Interview: We Are Scientists return with new album, sci-fi domination plans

We Are Scientists, courtesy.
While fans of “Steve Wants His Money,” the comedic web series created by and starring We Are Scientists’ Keith Murray and Chris Cain, may be sad that the two have no plans for future episodes, they should take heart.
We Are Scientists, PAWS
8 p.m., May 7
The Independent
Tickets: $16-$18.
Guitarist Murray and bassist Cain, who share vocal duties, have another dream project lined up, if the opportunity ever presents itself.
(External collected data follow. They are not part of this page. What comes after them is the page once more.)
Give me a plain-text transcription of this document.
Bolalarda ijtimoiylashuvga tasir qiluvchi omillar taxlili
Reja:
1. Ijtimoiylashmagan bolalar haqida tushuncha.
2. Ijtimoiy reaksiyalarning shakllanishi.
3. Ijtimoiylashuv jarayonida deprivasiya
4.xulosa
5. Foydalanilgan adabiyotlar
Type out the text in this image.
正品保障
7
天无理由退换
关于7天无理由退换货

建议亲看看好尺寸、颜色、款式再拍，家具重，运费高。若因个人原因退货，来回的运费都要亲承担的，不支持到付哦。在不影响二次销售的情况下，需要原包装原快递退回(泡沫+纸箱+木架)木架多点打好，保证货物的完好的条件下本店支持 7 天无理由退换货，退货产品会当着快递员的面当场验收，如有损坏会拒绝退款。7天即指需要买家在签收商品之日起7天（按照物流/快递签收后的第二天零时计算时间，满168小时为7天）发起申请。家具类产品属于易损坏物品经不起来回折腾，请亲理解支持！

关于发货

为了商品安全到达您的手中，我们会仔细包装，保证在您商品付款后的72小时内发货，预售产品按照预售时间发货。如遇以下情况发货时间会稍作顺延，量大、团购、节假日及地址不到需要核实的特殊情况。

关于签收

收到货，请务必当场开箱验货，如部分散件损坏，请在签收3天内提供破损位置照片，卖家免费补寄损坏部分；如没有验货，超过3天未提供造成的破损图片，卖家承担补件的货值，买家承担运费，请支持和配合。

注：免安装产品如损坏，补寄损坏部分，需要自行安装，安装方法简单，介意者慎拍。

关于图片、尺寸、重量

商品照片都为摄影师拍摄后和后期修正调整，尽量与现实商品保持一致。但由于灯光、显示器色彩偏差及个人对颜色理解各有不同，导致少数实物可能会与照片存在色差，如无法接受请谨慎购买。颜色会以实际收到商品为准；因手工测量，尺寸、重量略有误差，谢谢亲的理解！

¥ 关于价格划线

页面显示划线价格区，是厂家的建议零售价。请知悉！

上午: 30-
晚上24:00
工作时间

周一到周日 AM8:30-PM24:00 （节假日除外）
“It’s a sci-fi program involving us as space missionaries,” said Cain in a recent chat prior to We Are Scientists’ biggest American tour in four years. “Working title is Terraformers. It would be a cheap show shot almost entirely on the bridge of a spaceship whose mission is to…find uninhabited planets that can be Terraformed and then used to house the overflow population of Earth.”
The concept may sound serious, but remember that it’s coming from the heads of two men who created a show about selling ridiculous marketing ideas to English musicians to pay back a dude named “Steve.”
“(Terraformers) would involve a lot of really poorly generated digital aliens,” Cain said. “That’s the show we really want to make, but so far, no takers.”
Until that opportunity arrives, Cain and Murray will have to rely on their day job, which in March resulted with the release of a new album, TV en Français, and a three-continent tour, which brings them to the Independent on May 7.
The San Francisco show is a homecoming of sorts for the two, who, along with former member Scott Lamb, started the band in Berkeley after moving to the Bay Area from Los Angeles in 2000. The big city was their original destination, but they quickly realized even the smallest apartment was unaffordable.
In Berkeley “we ended up having a house with a yard and everything,” Cain said. “And it had a basement, which was crucial to the formation of the band because that was where we did our first hundred or so rehearsals. Had we been in an apartment in San Francisco, that would not have happened.”
Their stay in the Bay Area was not a long one — a move to New York came a year later, as did the first of their five albums and a carousel of drummers following Lamb’s departure — but it was enough to leave a mark. The band, which includes touring drummer Keith Carne, will be using the Bay Area as a home base this week, choosing to drive to nearby shows and return each night.
It has been several years since We Are Scientists last enjoyed commercial success in the U.S. — in the U.K. they’re still beloved by many. They first reached the public consciousness with their second album, 2005’s With Love and Squalor, and again with their follow-up, 2008’s Brain Thrust Mastery. Songs such as “It’s A Hit” and “Nobody Move, Nobody Get Hurt” greatly boosted the sales for the now-New York-based band.
But with their fourth album, 2010’s Barbara, the band hit a logistical speed bump. Cain, Murray and recording drummer Andy Burrows (formerly of Razorlight) signed several deals that enabled the album to be recorded and produced with the help of a label, and sold separately through distribution companies at the discretion of a company run by the band, Master Swan Recordings.
The distribution companies struck out on their sales commitments, he said.
“We basically found out that we weren’t quite as smart as we thought we were on our last record,” Cain said. “We felt it should have done a lot more than it did.”
So for their next album, what would become TV en Français, the band fired its management and let their contract with the previous label lapse.
“We wanted to wait until after the record was made to (find another label) because we don’t have any craving for outside opinion when it comes to recording the music,” he said.
It wasn’t until after the album was done and in the bag that they began a search, and found an equally excited counterpart in Dine Alone Records, which is distributing.
TV en Français, which deals with the themes of miscommunication, was inspired by Murray’s past relationship, which was about to implode as the duo was writing. While most of the songs are upbeat, there is a tinge of bitterness, anger and questioning to the lyrics.
Lead single “Dumb Luck” tells the story about a man who has stumbled through life and stayed afloat, but not by his own effort.
“The suggestion is that that sort of lack of planning is ultimately not going to land this person where they want to be,” Cain said.
Where before the band’s lyrics were stripped of identifying markers that could pin the story to a specific person, the new album is especially bare and does not attempt to disguise Murray’s feelings or the characters in the songs.
But that doesn’t mean the duo has gone dark and moody on its fans. Case-in-point, its new video for “Make It Easy” features Caine and Murray beating on some aliens. For those who won’t get the humor, there’s at least a preview of what a Terraformers show would feel like.
“It’s a proof of concept,” Cain said. “It would show unequivocally that the show would work.”